Ele agiu como se não tivesse escutado o apelo. Deu um pequeno pulo para o chão, e sentou-se na beirada da cama de Gina.

- Aliás, você esta cada vez mais inteligente! – ele passou paternalmente a mão na cabeça de Gina (que ainda repetia as mesmas palavras) – Eu estou muito orgulhoso de você....

As mãos de Riddle sobre ela, davam nojo, davam medo. Gina quis reagir, quis livrar-se daquele castigo, mas algo a impedia. Ela começou a chorar copiosamente, escondendo o rosto com as mãos e soluçando alto. "Eu nunca vou me livrar disso...", ela não teve certeza se tinha falado ou se só estava pensado. Não fazia diferença.

- Não chora... – seu tom de voz era calmo, quase doce – Você esta tão bonita! Tão esperta! Vamos lá, você sabe que só os fracos choram... – sem alterar o tom de voz, ele ordenou – Pare.

As lágrimas pararam de fluir, como se tivessem se esgotado.

- Porque você não me deixa em paz? – disse num murmúrio muito baixo

- Porque eu sou seu amigo. – aquela convicção, aquele brilho insano nos olhos – Eu sou seu melhor amigo. E vim te dar os parabéns!

- Parabéns pelo que?

- Muito bom que você tenha finalmente desistido do Potter. – ele falava com intimidade, como um irmão mais velho. O tom de voz, o modo como ele gesticulava lentamente... Enfim, ele a torturava, mesmo que não fizesse nada. – Ele não era mesmo uma boa escolha. Muito magrinho... E, além disso, ele vai viver muito...

As frases se repetiam. Gina sentia como se já tivesse vivido aquela cena mais de cem vezes. Sentia-se presa naquele pesadelo a anos. "Talvez, se eu ficar bem quietinha, ele vá embora...", ela pensou desesperada, as lágrimas grossas querendo rolar pelo rosto, mas presas dentro dos olhos. A visão turva, os soluços reprimidos...

- O Malfoy é uma escolha muito melhor! Lúcio, não é esse o nome dele?

- Draco... – ela corrigiu – Lúcio é o pai.

- Bem, eu estou um pouco desatualizado, você sabe... – ele sorriu. Gina lembrou de como o tinha achado bonito da primeira vez que o viu sorrindo. Sentiu uma dor forte na cabeça, e náuseas. – Mas se é um Malfoy, é uma boa escolha. Eles tem estado do meu lado a décadas!

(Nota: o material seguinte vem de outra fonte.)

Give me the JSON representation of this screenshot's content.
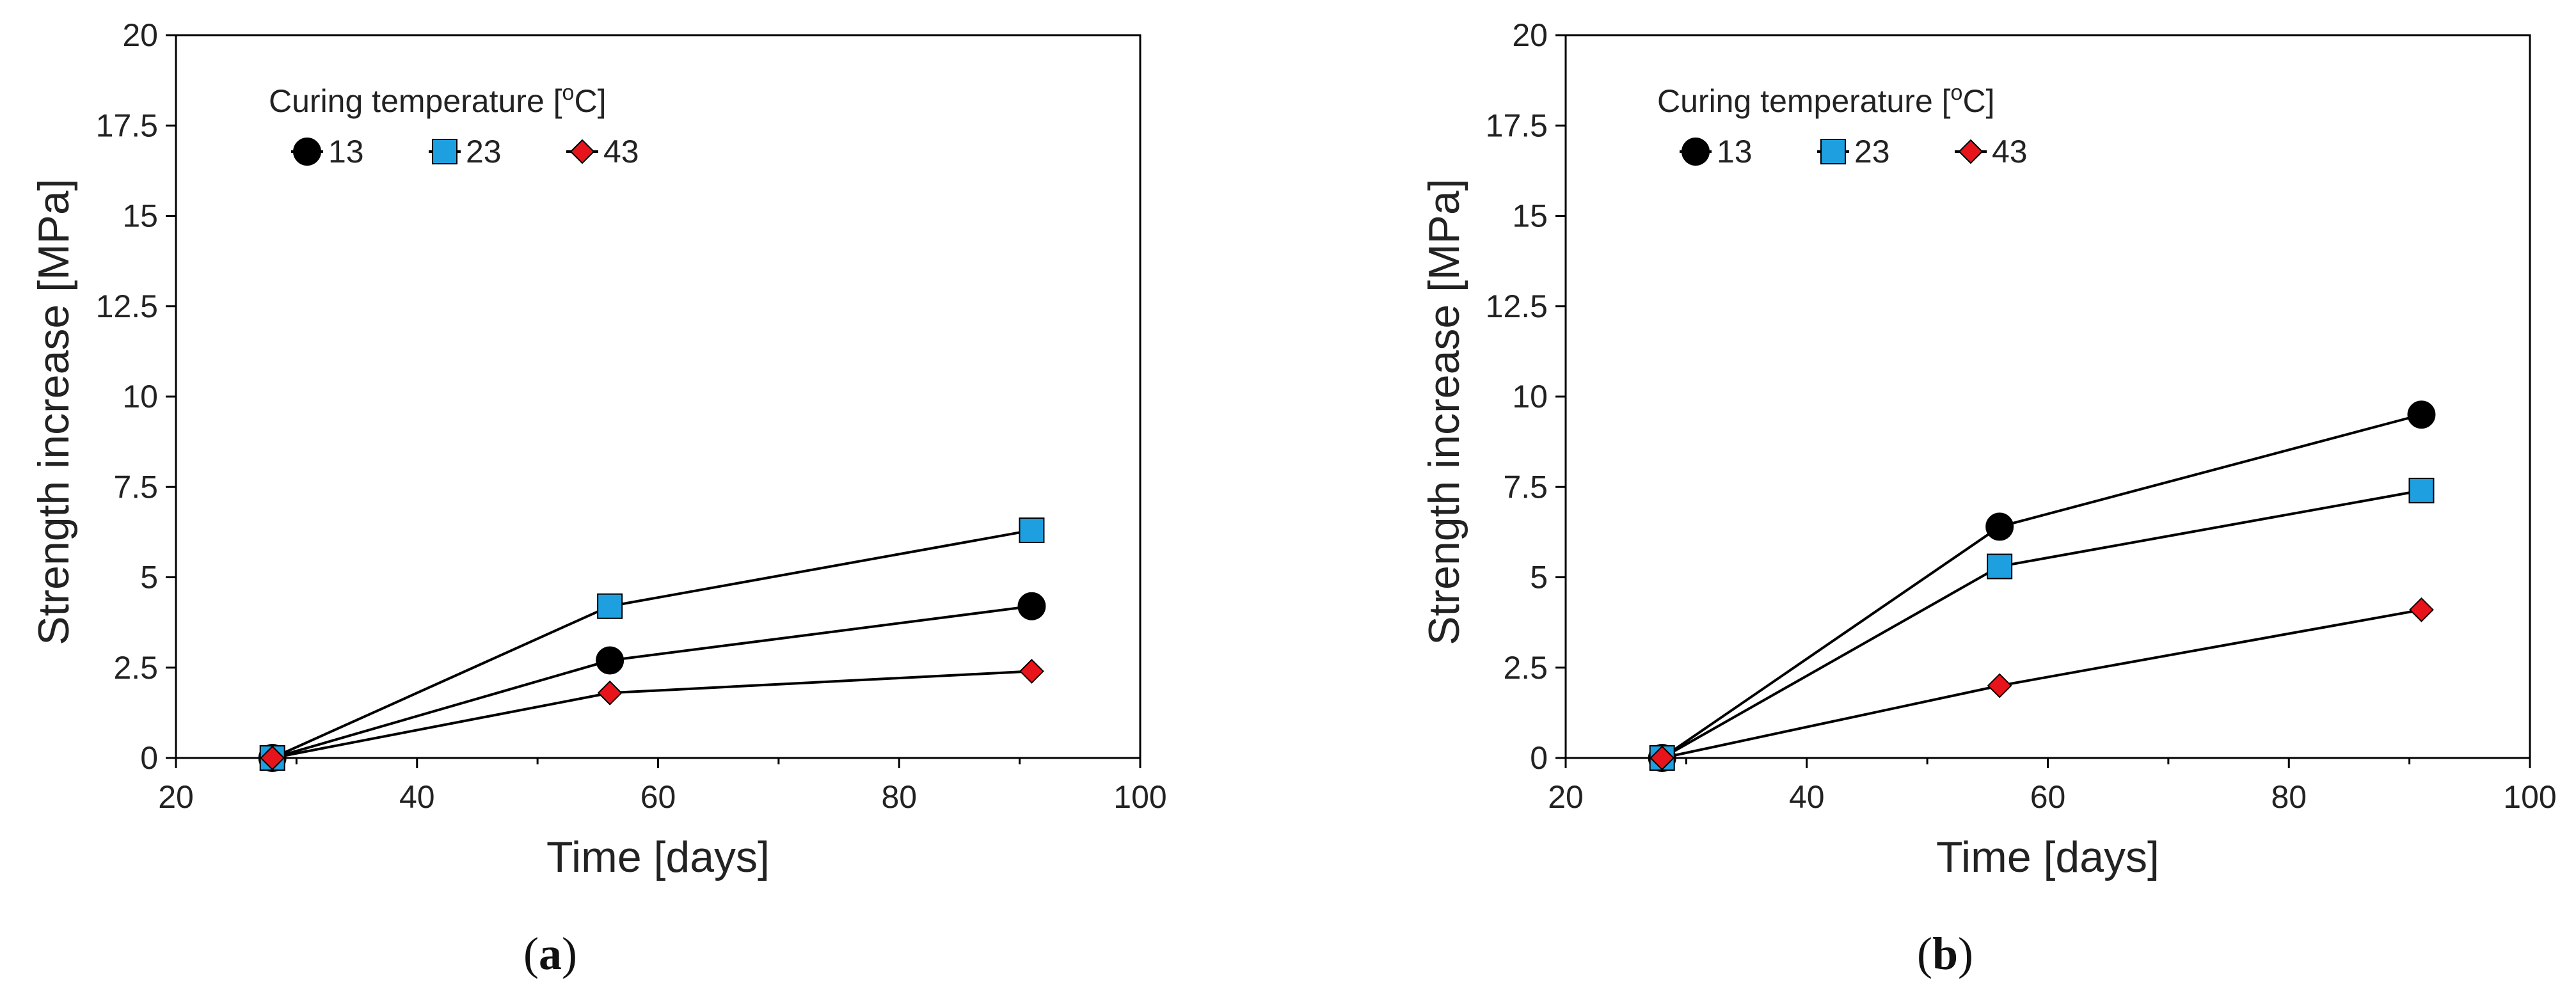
{
  "chart_data": [
    {
      "type": "line",
      "panel_label": "a",
      "title": "",
      "xlabel": "Time [days]",
      "ylabel": "Strength increase [MPa]",
      "xlim": [
        20,
        100
      ],
      "ylim": [
        0,
        20
      ],
      "xticks": [
        20,
        40,
        60,
        80,
        100
      ],
      "yticks": [
        0,
        2.5,
        5,
        7.5,
        10,
        12.5,
        15,
        17.5,
        20
      ],
      "xtick_labels": [
        "20",
        "40",
        "60",
        "80",
        "100"
      ],
      "ytick_labels": [
        "0",
        "2.5",
        "5",
        "7.5",
        "10",
        "12.5",
        "15",
        "17.5",
        "20"
      ],
      "legend_title": "Curing temperature [°C]",
      "legend_title_main": "Curing temperature [",
      "legend_title_sup": "o",
      "legend_title_end": "C]",
      "series": [
        {
          "name": "13",
          "x": [
            28,
            56,
            91
          ],
          "y": [
            0,
            2.7,
            4.2
          ],
          "marker": "circle",
          "color": "#000000"
        },
        {
          "name": "23",
          "x": [
            28,
            56,
            91
          ],
          "y": [
            0,
            4.2,
            6.3
          ],
          "marker": "square",
          "color": "#1ea0e0"
        },
        {
          "name": "43",
          "x": [
            28,
            56,
            91
          ],
          "y": [
            0,
            1.8,
            2.4
          ],
          "marker": "diamond",
          "color": "#e8141b"
        }
      ]
    },
    {
      "type": "line",
      "panel_label": "b",
      "title": "",
      "xlabel": "Time [days]",
      "ylabel": "Strength increase [MPa]",
      "xlim": [
        20,
        100
      ],
      "ylim": [
        0,
        20
      ],
      "xticks": [
        20,
        40,
        60,
        80,
        100
      ],
      "yticks": [
        0,
        2.5,
        5,
        7.5,
        10,
        12.5,
        15,
        17.5,
        20
      ],
      "xtick_labels": [
        "20",
        "40",
        "60",
        "80",
        "100"
      ],
      "ytick_labels": [
        "0",
        "2.5",
        "5",
        "7.5",
        "10",
        "12.5",
        "15",
        "17.5",
        "20"
      ],
      "legend_title": "Curing temperature [°C]",
      "legend_title_main": "Curing temperature [",
      "legend_title_sup": "o",
      "legend_title_end": "C]",
      "series": [
        {
          "name": "13",
          "x": [
            28,
            56,
            91
          ],
          "y": [
            0,
            6.4,
            9.5
          ],
          "marker": "circle",
          "color": "#000000"
        },
        {
          "name": "23",
          "x": [
            28,
            56,
            91
          ],
          "y": [
            0,
            5.3,
            7.4
          ],
          "marker": "square",
          "color": "#1ea0e0"
        },
        {
          "name": "43",
          "x": [
            28,
            56,
            91
          ],
          "y": [
            0,
            2.0,
            4.1
          ],
          "marker": "diamond",
          "color": "#e8141b"
        }
      ]
    }
  ],
  "captions": {
    "a": {
      "open": "(",
      "letter": "a",
      "close": ")"
    },
    "b": {
      "open": "(",
      "letter": "b",
      "close": ")"
    }
  }
}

Você mesma me disse isso, lembra?...

- Não! O Draco é diferente! Você não o conhece!

Ele ergueu as sobrancelhas surpreso.

- Eu não preciso! O sobrenome fala por ele. O que te faz pensar que ele vai fugir a regra? Não seja boba menina! – ele deu a sua gargalhada esganiçada, desagradável, cruel – Isso é pedir demais de você, não é?

Movida por uma enorme raiva, uma raiva doentia que só Tom Riddle podia provocar, ela se levantou, ficando em pé na cama.

- Vá embora! – Gina gritou com toda força de seus pulmões. Ele não moveu nem um músculo. – Você é um mentiroso! Você esta na minha cabeça! Você não é real!

- Eu vou... – ele assentiu tranqüilamente – Mas eu volto. Porque eu faço parte de você. Você tem razão, eu estou na sua cabeça... Então, - ele deu de ombros - eu volto.

Gina ficou paralisada de terror quando ele se levantou e se moveu sobre os lençóis, indo em sua direção.

- Bom dia menina!

Ele deu um beijo infantil, suave, carinhoso, na testa de Gina. Foi quase dor.